“What if it had been accidentally dropped by the man talking to Virginia last night?” The idea was fraught with great possibilities.
“A clue! A sure clue, as I live,” and Sam’s enthusiasm soared with the recollection of seeing the man thrust his hand into the inside breast of his coat to show the knife, when it was quite possible the medal either became unfastened from its clasp, or being loose in his pocket, had been drawn out with the knife and slipped noiselessly to the ground.
Somehow Sam’s thoughts flew back to the night of his uncle’s reception, and connected the old Italian beggar loitering about the grounds with the medal.
“Was he the owner of the medal? And, if so, was he the same party that met Virginia, and whom he had followed last night?”
“Heavens! Could he have kidnapped Dorothy?” A train of thought had been started and rushed through Sam’s brain with prodigious alacrity.
“Was the twenty thousand dollars he had heard Virginia mention with surprise, a ransom?”
“If Virginia knew that Dorothy was in the hands of the Dago, why did she keep it secret?
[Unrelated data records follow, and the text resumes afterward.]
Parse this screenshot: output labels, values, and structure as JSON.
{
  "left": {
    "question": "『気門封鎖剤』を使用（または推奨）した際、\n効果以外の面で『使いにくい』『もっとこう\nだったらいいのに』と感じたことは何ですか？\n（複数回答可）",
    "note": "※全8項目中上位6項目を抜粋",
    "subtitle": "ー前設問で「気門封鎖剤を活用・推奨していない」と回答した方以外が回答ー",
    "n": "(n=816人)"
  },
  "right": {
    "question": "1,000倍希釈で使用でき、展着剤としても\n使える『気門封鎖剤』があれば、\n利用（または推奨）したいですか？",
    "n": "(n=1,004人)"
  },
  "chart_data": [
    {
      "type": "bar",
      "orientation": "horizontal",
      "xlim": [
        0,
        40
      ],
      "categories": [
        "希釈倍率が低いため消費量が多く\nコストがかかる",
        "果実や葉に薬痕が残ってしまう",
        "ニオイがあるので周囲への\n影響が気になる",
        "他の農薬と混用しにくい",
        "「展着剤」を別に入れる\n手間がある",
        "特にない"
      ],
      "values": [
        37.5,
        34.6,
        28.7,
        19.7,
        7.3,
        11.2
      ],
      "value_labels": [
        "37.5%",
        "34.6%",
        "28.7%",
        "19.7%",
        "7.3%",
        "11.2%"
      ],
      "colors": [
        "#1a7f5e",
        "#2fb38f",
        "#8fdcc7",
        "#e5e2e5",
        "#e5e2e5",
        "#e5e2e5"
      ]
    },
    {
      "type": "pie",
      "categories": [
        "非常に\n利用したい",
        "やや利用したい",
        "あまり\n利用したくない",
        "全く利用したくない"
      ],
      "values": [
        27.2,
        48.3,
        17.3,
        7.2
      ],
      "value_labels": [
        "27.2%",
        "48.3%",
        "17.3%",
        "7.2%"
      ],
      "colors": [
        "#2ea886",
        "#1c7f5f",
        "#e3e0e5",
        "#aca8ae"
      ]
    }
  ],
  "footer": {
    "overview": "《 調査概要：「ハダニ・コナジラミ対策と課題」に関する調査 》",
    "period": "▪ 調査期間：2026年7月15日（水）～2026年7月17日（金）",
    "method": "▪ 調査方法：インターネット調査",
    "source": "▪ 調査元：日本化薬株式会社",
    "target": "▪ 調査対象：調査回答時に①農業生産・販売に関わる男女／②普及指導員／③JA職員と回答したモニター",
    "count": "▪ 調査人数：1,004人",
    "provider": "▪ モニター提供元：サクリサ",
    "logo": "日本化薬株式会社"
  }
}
And what business had Beauchamp out on the Barnes road last night?” Sam derided the idea of him being out there alone, for a spin.
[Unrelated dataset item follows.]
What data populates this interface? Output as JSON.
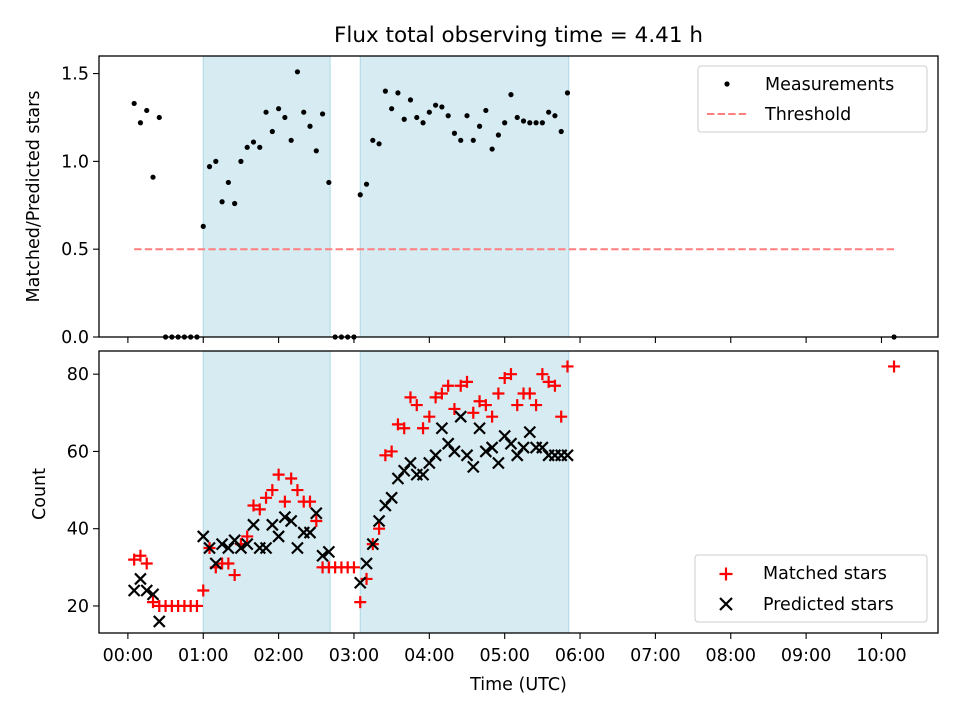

With these thoughts, and others, pregnant with momentous possibilities, he continued the search. Finding nothing more, he sprang onto the path that led to the tangle of vines. There was the very spot. No mistaking it. Along that fence he had crept in the darkness of night. Those the leaves he had touched with his hands, and he thrust his stout cane among them, but no hiss, or rattle, or glitter of something sinister, greeted his probing now.
Into the gloomy recess of the jungle he made his way, derisively fearless of any possible lurking danger.
He parted the overhanging foliage to let in more light. Ah, it was all plain now.